If you look around in dictionaries for a definition of the noun “rival”, more often than not there are a few recurring themes:
1) A person or thing competing with another for the same objective or for superiority in the same field of activity;
2) A person or thing that is in a position to dispute another’s preeminence or superiority;
3) A companion in duty (an obsolete definition)
Except for the third entry, it is implied that one of the parties is in a superior position, which is why there exists a rivalry in the first place; at least one party wants what the other/s already have.
[Photo courtesy FanPop.com.]
While I was watching Iron Chef Japan one day, the main character Chairman Kaga suddenly came up with this definition:
A rival is someone who makes you strive for better.
As a writer, using the definition above, in a way I consider as rivals other writers, not only those here at Get Real Post, as well as the commentators who come here. Why? Because they make me strive for better. Yet do I feel some urge to see them defeated or humbled, especially by my own hand? Absolutely not.
There goes a tricky question: does having a rival or rivals necessarily mean that I have to defeat that/those person/s?
I think there is a key word to define a rivalry that helps self-development: healthy. For me, a healthy rivalry is one that doesn’t let ego or obsession with victory get in the way of self-improvement. The focus shifts from defeating one’s opponent to improving one’s own strategies, personality, skills, etc. The scorecard would then be an added bonus.
The way I see it, there are three (3) main obstacles to making self-improvement the whole point of a healthy rivalry:
With Filipinos, it seems that their ego is one of their greatest enemies. We are an excessively proud people, yet we have rarely taken the time to build something to be proud about. A consistent observation about Filipinos is encapsulated in the expression “Basta Pinoy da best!” The Filipino ego is unable to swallow criticism, and drives the Filipino people to keep thinking that they are already perfect. They don’t need to improve, to learn anything more, basta Pinoy da best! However, when someone/something better does come along, they are unable to learn from it and incorporate any improvements into themselves.

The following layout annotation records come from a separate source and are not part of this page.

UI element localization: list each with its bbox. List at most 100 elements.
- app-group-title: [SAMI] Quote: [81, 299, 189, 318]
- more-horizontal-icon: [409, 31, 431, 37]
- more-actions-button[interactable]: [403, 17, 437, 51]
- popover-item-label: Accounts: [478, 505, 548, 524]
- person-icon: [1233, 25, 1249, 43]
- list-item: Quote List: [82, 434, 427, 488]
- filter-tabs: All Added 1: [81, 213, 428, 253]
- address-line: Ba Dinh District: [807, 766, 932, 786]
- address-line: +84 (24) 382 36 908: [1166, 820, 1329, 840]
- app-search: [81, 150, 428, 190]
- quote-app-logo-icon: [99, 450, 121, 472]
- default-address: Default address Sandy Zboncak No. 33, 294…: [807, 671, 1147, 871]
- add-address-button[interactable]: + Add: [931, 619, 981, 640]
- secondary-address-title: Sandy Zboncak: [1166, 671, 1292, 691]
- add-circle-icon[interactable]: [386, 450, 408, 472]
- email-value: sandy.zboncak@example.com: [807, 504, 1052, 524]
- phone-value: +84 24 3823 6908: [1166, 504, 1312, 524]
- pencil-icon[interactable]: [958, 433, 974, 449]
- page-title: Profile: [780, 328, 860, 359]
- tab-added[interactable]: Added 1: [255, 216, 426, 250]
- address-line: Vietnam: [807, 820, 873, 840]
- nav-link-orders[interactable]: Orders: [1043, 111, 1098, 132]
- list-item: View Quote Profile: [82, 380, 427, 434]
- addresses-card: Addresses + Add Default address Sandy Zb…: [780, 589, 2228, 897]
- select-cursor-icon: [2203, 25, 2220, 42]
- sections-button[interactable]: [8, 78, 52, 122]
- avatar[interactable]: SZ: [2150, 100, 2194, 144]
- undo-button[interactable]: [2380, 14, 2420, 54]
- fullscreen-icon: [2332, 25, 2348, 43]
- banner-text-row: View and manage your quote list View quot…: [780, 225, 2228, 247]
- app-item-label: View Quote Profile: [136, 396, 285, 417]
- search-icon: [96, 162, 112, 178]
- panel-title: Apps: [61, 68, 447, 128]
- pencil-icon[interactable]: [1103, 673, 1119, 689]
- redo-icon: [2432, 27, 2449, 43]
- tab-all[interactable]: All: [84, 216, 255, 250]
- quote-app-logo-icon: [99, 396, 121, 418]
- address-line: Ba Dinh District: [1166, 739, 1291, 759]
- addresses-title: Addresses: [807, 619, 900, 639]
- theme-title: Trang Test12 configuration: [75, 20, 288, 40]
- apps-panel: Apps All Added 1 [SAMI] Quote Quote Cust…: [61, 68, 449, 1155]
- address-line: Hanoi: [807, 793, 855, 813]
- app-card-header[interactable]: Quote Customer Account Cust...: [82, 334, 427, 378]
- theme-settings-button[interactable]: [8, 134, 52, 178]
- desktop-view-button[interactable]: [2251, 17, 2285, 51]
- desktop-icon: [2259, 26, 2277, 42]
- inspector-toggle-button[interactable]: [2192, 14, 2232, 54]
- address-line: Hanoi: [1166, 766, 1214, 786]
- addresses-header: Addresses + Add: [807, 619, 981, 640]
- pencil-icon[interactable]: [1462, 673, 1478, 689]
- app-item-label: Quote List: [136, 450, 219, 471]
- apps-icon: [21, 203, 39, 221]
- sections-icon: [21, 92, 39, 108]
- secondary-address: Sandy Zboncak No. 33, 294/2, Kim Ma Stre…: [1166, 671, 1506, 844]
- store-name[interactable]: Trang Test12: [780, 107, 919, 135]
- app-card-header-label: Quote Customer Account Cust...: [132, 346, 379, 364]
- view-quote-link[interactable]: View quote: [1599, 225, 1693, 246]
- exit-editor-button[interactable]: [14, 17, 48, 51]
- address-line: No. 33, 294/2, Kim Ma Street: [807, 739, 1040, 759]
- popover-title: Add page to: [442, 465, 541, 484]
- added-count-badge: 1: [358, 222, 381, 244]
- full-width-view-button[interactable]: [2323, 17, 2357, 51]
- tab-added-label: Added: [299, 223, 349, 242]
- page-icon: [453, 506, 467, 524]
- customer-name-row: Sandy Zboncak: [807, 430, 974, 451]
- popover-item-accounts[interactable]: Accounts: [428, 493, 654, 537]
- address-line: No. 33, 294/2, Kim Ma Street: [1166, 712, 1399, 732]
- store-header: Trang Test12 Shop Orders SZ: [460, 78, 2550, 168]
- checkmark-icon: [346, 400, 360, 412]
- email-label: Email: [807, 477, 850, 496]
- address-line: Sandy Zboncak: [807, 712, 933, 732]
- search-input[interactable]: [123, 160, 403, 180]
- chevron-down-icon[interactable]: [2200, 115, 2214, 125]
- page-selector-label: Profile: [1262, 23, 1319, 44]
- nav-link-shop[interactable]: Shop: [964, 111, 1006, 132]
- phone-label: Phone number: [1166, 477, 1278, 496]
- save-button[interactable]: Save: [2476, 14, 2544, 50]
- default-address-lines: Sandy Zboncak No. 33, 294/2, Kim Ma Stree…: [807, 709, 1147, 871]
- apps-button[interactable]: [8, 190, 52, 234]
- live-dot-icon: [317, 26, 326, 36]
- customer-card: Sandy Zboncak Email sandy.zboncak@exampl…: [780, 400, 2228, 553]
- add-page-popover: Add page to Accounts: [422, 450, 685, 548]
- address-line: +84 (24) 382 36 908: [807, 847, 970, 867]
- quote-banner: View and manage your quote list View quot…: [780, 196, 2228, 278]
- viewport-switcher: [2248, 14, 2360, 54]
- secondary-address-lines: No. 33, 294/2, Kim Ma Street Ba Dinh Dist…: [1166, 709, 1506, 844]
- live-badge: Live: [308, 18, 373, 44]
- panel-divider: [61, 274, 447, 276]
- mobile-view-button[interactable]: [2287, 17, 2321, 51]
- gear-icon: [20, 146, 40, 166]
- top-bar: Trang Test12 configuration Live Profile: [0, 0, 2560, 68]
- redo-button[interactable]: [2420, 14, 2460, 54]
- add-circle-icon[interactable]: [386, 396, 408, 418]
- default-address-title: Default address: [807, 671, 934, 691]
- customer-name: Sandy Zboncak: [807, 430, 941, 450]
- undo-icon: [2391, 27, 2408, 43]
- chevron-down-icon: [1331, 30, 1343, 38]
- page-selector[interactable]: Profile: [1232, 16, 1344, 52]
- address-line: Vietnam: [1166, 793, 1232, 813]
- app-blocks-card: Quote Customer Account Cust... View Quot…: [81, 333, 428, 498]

The need to defeat someone/something
A disturbing observation I carry of us Filipinos is that we take competitions/rivalries very personally, usually unnecessarily. In addition, there is this mentality that abounds that if Filipinos lose, then it means that they were cheated. Despite living my whole life here in the Philippines, I’ve never understood why Filipinos think they are a victim who is oppressed or even marginalized one way or another. I understand that face or hiya is such a strong social motivator here in the Philippines, but, again, just because someone defeats you or is preferred over you doesn’t mean that you lose face. What it should mean is that one must take time to understand what he/she can do better for next time.
The mediocre mindset
Of course, as Filipinos we are notorious for the pwede-na-yan or mindset of mediocrity. It is also a common misconception that just because you won a competition, it means that you don’t need to improve anything for the next. No! If a previous engagement revealed that your strategies, skills, and character traits have a lot of weaknesses and holes, then you must find ways to plug them up. Otherwise, you run the risk of them being exposed for other people to see later on.
To relate all this to being a writer here at GRP, I never saw the “need” to be better than the other writers. What I did see, was a need to avoid falling into ruts or dependence on a particular pattern of thinking. What I saw were chances to incorporate well-thought and constructive suggestions/comments from both commentators and other writers into my succeeding write-ups What I did see was that every writer and commentator out there brings his/her own experiences to the table, and that diversity is not something to be condemned, it is something to learn from. Finally, what I did see is that having a healthy rivalry is not something that will adversely affect the quality of the collective output, but will rather contribute to its overall improvement.
There’s a saying that cousins are the first friends you’ll ever make. There’s one cousin of mine whom I particularly like and have learned quite a bit from. He has shared with me some stuff which relates to the topic of self-improvement that I haven’t forgotten to this day:
Cousin: Dad, when I grow up, I want to be like you.
Dad (my uncle): Why? You can be better.
In the context of learning guitar from an instructional video:
Cousin: For now, start with aiming even just for 0.01% of what he knows. It may seem like a small percentage but you will soon realize it actually is a lot. Then gradually aim for 0.1%, 1%, and so on.